MDR debate should focus on cost sharing, not UPI funding: Experts

Story by  PTI | Posted by  Vidushi Gaur | Date 18-07-2026
Representational Image
Representational Image

 

New Delhi

The debate over introducing a merchant discount rate (MDR) on Unified Payments Interface (UPI) transactions should focus on who ultimately bears the cost, rather than whether payment companies need sustainable revenue models, industry experts said.

An MDR on UPI payments would be charged to merchants for processing digital transactions and is unlikely to be fully absorbed by banks or payment platforms. Instead, it would become an additional operating cost for businesses, potentially squeezing margins, limiting investment and reducing their ability to offer discounts to consumers.

While merchants may absorb the additional cost initially, experts said it could eventually lead to fewer promotional offers, higher prices or both, undermining broader policy efforts to lower the cost of doing business and support consumption.

The impact is expected to be most pronounced for small merchants, kirana stores and other businesses that have adopted digital payments in recent years. Even a modest MDR could discourage acceptance of UPI for low-value transactions, slowing the pace of digital adoption.

A decline in merchant acceptance could also ripple through the wider digital commerce ecosystem. Consumers accustomed to free and frictionless UPI payments may face fewer incentives to use digital payments if merchants begin discouraging UPI transactions or pass on higher costs.

Experts said the discussion extends beyond payments economics to the role of UPI as a national digital public infrastructure.

UPI has become one of India's most successful Digital Public Infrastructure initiatives, earning global recognition for enabling digital payments at population scale. It has reinforced India's position as a leader in digital payments and become a key element of the country's technology and economic narrative.

Introducing MDR, they argued, could weaken the simplicity and accessibility that have driven UPI's rapid adoption, making it essential for policymakers to weigh the potential impact on India's digital brand alongside commercial considerations.

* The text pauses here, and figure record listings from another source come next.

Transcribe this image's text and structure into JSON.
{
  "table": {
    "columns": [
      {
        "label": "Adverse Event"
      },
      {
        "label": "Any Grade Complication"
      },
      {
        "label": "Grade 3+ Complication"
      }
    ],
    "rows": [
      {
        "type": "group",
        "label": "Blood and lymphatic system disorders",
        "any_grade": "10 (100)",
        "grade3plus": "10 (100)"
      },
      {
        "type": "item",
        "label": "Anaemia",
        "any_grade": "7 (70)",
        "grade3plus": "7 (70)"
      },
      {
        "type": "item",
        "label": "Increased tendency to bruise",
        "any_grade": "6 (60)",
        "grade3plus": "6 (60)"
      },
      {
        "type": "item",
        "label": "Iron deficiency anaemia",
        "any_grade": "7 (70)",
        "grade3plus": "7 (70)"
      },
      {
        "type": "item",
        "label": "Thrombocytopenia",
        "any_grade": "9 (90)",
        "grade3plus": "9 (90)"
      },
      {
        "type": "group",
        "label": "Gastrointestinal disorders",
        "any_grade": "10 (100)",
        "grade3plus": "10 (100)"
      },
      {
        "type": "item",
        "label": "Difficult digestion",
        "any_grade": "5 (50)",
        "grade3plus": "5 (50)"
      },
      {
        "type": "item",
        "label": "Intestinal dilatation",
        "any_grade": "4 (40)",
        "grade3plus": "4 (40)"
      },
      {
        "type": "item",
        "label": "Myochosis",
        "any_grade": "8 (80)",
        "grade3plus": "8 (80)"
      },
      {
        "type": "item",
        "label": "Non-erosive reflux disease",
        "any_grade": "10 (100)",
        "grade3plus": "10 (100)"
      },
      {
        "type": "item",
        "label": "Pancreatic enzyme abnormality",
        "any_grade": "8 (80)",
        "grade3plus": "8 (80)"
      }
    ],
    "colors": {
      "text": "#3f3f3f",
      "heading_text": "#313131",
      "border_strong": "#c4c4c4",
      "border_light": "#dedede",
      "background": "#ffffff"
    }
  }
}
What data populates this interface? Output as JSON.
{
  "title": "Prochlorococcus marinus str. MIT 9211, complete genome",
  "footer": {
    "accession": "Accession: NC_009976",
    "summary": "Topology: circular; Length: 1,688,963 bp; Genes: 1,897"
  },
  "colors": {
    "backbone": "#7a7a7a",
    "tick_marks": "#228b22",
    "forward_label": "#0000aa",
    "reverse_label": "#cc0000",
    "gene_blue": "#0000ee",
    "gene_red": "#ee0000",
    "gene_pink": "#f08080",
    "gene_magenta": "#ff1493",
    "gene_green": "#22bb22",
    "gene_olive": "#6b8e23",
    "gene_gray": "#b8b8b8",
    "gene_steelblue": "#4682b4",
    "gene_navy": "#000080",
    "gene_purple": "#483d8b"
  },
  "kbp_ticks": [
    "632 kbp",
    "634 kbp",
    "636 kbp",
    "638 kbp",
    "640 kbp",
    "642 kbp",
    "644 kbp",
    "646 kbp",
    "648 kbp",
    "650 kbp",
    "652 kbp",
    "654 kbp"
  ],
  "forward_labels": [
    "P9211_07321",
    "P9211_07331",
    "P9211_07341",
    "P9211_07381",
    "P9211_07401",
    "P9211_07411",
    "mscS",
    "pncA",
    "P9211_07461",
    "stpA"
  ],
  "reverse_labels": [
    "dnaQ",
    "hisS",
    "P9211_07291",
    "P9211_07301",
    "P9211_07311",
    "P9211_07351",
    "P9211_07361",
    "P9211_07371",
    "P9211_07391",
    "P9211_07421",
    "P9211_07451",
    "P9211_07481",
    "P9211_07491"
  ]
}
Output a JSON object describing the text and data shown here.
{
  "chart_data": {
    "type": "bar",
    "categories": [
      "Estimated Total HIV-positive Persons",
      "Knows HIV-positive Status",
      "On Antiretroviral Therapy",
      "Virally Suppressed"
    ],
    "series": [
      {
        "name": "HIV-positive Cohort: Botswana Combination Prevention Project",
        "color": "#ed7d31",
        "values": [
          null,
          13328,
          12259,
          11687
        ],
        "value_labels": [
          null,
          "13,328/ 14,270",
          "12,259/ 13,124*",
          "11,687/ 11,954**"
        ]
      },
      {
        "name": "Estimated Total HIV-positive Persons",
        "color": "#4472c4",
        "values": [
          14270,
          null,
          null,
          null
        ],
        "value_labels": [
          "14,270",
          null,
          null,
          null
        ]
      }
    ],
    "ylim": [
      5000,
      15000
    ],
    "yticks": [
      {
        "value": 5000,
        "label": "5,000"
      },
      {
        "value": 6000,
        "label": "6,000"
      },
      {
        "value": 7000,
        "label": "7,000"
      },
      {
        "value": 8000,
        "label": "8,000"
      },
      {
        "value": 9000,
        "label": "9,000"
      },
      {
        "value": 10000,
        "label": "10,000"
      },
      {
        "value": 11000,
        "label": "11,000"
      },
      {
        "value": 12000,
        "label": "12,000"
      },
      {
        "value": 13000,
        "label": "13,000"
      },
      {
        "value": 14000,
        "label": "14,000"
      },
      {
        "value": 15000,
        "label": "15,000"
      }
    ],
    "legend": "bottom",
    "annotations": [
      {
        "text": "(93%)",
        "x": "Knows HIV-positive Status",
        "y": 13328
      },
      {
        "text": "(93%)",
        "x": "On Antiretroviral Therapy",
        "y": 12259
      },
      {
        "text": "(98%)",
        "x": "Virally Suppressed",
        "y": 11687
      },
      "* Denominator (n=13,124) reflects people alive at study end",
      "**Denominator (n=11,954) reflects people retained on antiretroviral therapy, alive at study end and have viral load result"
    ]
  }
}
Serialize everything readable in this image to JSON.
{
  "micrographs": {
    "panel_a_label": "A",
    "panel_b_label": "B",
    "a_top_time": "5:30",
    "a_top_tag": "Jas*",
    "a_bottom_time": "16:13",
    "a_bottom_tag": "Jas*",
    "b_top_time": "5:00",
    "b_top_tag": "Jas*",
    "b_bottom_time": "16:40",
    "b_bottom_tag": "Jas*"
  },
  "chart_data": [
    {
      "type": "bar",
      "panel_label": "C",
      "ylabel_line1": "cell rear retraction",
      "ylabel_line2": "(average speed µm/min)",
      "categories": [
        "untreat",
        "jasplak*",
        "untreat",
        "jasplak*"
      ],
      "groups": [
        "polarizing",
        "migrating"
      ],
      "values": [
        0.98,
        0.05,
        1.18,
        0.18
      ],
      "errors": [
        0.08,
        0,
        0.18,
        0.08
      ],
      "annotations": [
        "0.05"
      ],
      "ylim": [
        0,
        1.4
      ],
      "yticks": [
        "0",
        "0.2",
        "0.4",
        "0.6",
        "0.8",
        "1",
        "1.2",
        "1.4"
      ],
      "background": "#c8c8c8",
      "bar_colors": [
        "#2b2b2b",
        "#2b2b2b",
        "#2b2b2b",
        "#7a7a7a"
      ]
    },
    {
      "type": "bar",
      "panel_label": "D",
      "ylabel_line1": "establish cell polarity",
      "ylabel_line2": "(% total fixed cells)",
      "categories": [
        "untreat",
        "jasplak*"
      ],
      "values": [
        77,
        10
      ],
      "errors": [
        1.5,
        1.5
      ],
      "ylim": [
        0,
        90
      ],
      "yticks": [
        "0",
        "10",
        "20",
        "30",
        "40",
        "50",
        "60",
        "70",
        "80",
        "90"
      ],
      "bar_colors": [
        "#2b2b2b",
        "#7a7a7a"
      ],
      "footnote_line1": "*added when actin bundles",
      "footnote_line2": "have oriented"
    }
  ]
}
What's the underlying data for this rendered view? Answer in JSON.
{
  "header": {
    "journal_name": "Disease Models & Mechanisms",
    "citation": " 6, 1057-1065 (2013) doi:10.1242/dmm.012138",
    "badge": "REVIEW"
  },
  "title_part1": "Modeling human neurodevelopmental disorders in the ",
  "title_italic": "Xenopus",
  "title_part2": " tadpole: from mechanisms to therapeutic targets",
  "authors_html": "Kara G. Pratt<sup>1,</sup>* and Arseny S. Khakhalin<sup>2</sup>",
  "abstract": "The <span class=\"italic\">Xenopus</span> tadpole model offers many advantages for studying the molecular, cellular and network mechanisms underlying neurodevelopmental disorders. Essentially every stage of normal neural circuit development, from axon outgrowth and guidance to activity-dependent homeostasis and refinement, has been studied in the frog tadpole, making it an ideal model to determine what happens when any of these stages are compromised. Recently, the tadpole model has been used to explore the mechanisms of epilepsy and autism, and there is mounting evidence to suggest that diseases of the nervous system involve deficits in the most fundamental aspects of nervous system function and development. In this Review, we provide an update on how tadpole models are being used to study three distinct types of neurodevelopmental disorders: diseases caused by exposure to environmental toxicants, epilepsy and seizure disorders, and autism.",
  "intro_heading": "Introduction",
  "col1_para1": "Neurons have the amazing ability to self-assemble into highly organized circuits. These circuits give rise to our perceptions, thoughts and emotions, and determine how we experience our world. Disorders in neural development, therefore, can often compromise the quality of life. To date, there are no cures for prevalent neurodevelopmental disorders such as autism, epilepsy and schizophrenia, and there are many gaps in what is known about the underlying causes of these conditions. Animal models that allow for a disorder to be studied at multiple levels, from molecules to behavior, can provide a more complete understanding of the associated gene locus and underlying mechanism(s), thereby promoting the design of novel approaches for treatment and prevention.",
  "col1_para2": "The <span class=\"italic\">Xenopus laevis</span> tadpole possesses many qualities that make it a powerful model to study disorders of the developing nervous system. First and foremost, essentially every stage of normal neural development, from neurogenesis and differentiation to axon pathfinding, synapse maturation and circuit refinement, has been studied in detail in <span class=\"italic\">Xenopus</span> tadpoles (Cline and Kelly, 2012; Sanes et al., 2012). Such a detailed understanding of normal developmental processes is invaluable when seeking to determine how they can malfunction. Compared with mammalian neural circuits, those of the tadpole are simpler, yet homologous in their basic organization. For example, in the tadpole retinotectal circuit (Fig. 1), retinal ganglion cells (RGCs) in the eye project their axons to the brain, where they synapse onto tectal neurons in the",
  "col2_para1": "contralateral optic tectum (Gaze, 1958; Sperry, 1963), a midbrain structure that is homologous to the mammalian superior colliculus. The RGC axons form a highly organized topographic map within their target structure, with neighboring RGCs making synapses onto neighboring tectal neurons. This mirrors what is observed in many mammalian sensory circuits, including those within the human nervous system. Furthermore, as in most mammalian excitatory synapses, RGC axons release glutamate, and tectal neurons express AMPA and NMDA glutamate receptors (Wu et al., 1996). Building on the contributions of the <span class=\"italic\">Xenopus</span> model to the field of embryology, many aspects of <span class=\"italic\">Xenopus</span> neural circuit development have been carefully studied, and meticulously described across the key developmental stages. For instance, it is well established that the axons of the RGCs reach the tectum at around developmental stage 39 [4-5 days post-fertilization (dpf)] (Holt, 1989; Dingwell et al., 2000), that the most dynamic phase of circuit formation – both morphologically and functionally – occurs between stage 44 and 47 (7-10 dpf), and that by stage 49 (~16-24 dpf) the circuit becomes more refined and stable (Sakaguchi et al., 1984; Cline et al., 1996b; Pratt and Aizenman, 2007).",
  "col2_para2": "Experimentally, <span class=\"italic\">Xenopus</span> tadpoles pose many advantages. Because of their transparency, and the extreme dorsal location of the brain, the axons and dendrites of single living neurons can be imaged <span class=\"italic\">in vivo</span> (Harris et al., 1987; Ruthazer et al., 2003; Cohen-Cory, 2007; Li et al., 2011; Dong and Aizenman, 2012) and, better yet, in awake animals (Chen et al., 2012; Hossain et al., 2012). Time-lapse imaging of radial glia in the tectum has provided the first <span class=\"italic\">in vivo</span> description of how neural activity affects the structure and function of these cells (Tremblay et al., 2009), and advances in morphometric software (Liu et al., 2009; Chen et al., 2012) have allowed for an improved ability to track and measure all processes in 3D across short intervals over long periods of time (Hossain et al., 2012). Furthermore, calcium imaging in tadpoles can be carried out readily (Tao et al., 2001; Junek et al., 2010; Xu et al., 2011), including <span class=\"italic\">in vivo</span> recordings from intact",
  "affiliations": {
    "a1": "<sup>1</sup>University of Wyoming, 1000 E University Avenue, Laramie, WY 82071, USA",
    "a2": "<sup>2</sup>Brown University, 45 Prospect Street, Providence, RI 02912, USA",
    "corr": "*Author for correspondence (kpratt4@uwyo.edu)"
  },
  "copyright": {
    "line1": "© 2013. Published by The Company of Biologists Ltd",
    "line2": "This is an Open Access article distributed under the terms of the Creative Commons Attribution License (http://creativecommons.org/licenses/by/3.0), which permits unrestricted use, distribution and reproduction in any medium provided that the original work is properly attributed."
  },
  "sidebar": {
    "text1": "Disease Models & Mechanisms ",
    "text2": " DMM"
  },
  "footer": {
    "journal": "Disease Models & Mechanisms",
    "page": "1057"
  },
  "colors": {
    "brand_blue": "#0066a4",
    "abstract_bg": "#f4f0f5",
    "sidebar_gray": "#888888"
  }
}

Unlike private payment networks, public digital platforms such as Aadhaar, GSTN and DigiLocker are typically evaluated on the economy-wide value they generate rather than their ability to earn direct profits. Experts said a similar framework should guide discussions on UPI's long-term funding model.

They also noted that several large payment companies have expanded into lending, insurance, wealth management and other financial services, using payments as a customer acquisition channel. Policymakers should therefore assess whether merchant-funded MDR remains the most appropriate mechanism to support these platforms as they build diversified revenue streams.

The priority, experts said, should be to ensure banks, payment companies and other stakeholders have sufficient incentives to continue investing in the payments ecosystem without increasing the cost of doing business, weakening consumer demand or slowing digital adoption.

READ MORE: Shaista Amber: A powerful voice for Muslim women’s rights

Any decision on MDR should balance the long-term sustainability of the payments ecosystem with the broader economic and strategic value created by UPI, now a critical pillar of India's digital infrastructure and one of its most widely recognised technology success stories.